3In Schedule 24 to FA 2007 (penalties for errors), in the Table in paragraph 1, after the entry relating to the statement under section 1(1)(a) of the Petroleum Revenue Tax Act 1980, insert—
“Soft drinks industry levy | Return under regulations under section 52 of FA 2017” |
4(1)Schedule 55 to FA 2009 (penalty for failure to make returns etc) is amended in accordance with this paragraph.
(2)In paragraph 1(4), in the definition of “penalty date”, for “13” substitute “13A”.
(3)In the Table in paragraph 1, after item 13 insert—
“13A | Soft drinks industry levy | Return under regulations under section 52 of FA 2017” |
(4)In subsections (2) and (4) of section 106 of FA 2009 (penalties for failure to make returns: commencement) references to Schedule 55 to that Act have effect as references to that Schedule as amended by this paragraph.

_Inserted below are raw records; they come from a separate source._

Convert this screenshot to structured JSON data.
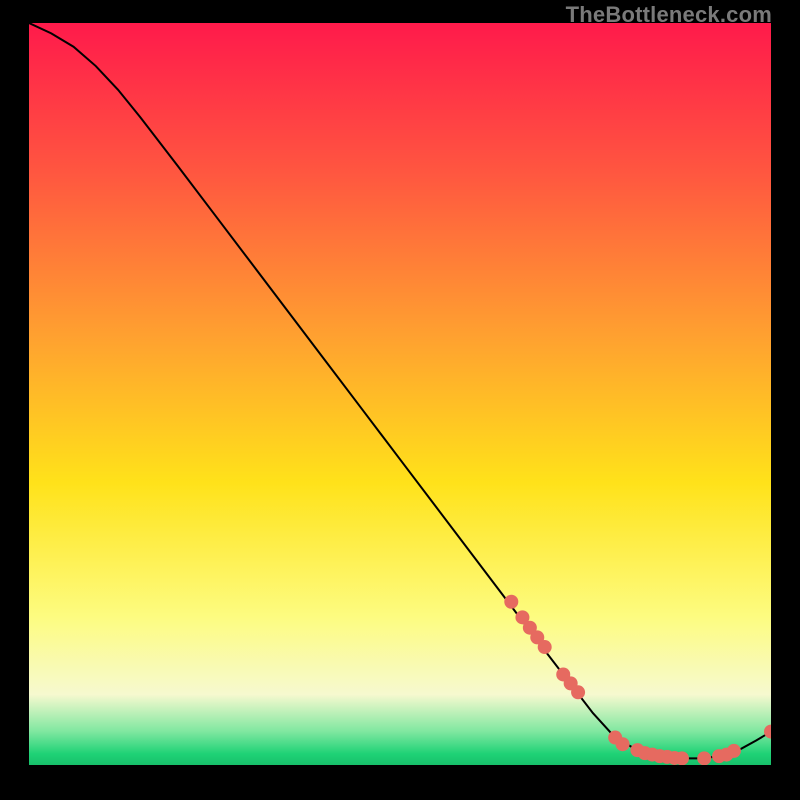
{
  "watermark": "TheBottleneck.com",
  "chart_data": {
    "type": "line",
    "title": "",
    "xlabel": "",
    "ylabel": "",
    "xlim": [
      0,
      100
    ],
    "ylim": [
      0,
      100
    ],
    "grid": false,
    "legend": false,
    "background": "rainbow-vertical-gradient",
    "background_stops": [
      {
        "pos": 0.0,
        "color": "#ff1a4b"
      },
      {
        "pos": 0.2,
        "color": "#ff5640"
      },
      {
        "pos": 0.42,
        "color": "#ffa030"
      },
      {
        "pos": 0.62,
        "color": "#ffe21a"
      },
      {
        "pos": 0.8,
        "color": "#fdfc80"
      },
      {
        "pos": 0.905,
        "color": "#f6f9cf"
      },
      {
        "pos": 0.955,
        "color": "#7fe7a0"
      },
      {
        "pos": 0.985,
        "color": "#1fd276"
      },
      {
        "pos": 1.0,
        "color": "#17c06a"
      }
    ],
    "series": [
      {
        "name": "bottleneck-curve",
        "color": "#000000",
        "x": [
          0,
          3,
          6,
          9,
          12,
          15,
          20,
          25,
          30,
          35,
          40,
          45,
          50,
          55,
          60,
          65,
          68,
          72,
          76,
          79,
          82,
          85,
          88,
          91,
          93.5,
          96,
          98,
          100
        ],
        "y": [
          100,
          98.6,
          96.8,
          94.2,
          91.0,
          87.3,
          80.8,
          74.2,
          67.6,
          61.0,
          54.4,
          47.8,
          41.2,
          34.6,
          28.0,
          21.4,
          17.4,
          12.2,
          7.0,
          3.7,
          2.0,
          1.2,
          0.9,
          0.9,
          1.3,
          2.2,
          3.3,
          4.5
        ]
      }
    ],
    "scatter": {
      "name": "data-points",
      "color": "#e66a60",
      "radius_px": 7,
      "points": [
        {
          "x": 65.0,
          "y": 22.0
        },
        {
          "x": 66.5,
          "y": 19.9
        },
        {
          "x": 67.5,
          "y": 18.5
        },
        {
          "x": 68.5,
          "y": 17.2
        },
        {
          "x": 69.5,
          "y": 15.9
        },
        {
          "x": 72.0,
          "y": 12.2
        },
        {
          "x": 73.0,
          "y": 11.0
        },
        {
          "x": 74.0,
          "y": 9.8
        },
        {
          "x": 79.0,
          "y": 3.7
        },
        {
          "x": 80.0,
          "y": 2.8
        },
        {
          "x": 82.0,
          "y": 2.0
        },
        {
          "x": 83.0,
          "y": 1.6
        },
        {
          "x": 84.0,
          "y": 1.4
        },
        {
          "x": 85.0,
          "y": 1.2
        },
        {
          "x": 86.0,
          "y": 1.1
        },
        {
          "x": 87.0,
          "y": 0.95
        },
        {
          "x": 88.0,
          "y": 0.9
        },
        {
          "x": 91.0,
          "y": 0.9
        },
        {
          "x": 93.0,
          "y": 1.2
        },
        {
          "x": 94.0,
          "y": 1.4
        },
        {
          "x": 95.0,
          "y": 1.9
        },
        {
          "x": 100.0,
          "y": 4.5
        }
      ]
    }
  }
}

5(1)Schedule 56 to FA 2009 (penalty for failure to make payments on time) is amended in accordance with this paragraph.
(2)In the Table in paragraph 1, after item 11 insert—
(3)In subsections (2) and (4) of section 107 of FA 2009 (penalties for failure to pay tax) references to Schedule 56 to that Act have effect as references to that Schedule as amended by this paragraph.
6(1)Schedule 23 to FA 2011 (data-gathering powers) is amended in accordance with this paragraph.
(2)After paragraph 24 insert—
24A(1)A person who is involved (in any capacity) in any of the following activities is a relevant data-holder—
(a)producing chargeable soft drinks;
(b)packaging chargeable soft drinks;
(c)carrying on a business involving the sale of chargeable soft drinks.
(2)For the purposes of sub-paragraph (1), “chargeable soft drinks”, “producing” and “packaging” have the same meaning as in Part 2 of FA 2017.”
(3)In paragraph 45(1) (meaning of “tax”), after paragraph (i) insert—
“(ia)soft drinks industry levy,”.
7In Schedule 53 to FA 2009 (late payment interest) after paragraph 11B insert—
11C(1)This paragraph applies where an amount of soft drinks industry levy is due from a person (P) in respect of a period during which P meets the liability condition (as defined for the purposes of section 46(2) of FA 2017) but was not registered.
(2)The late payment interest start date in respect of the amount is the date which would have been the late payment interest date in respect of that amount if P had been registered when P had first become liable to be registered.”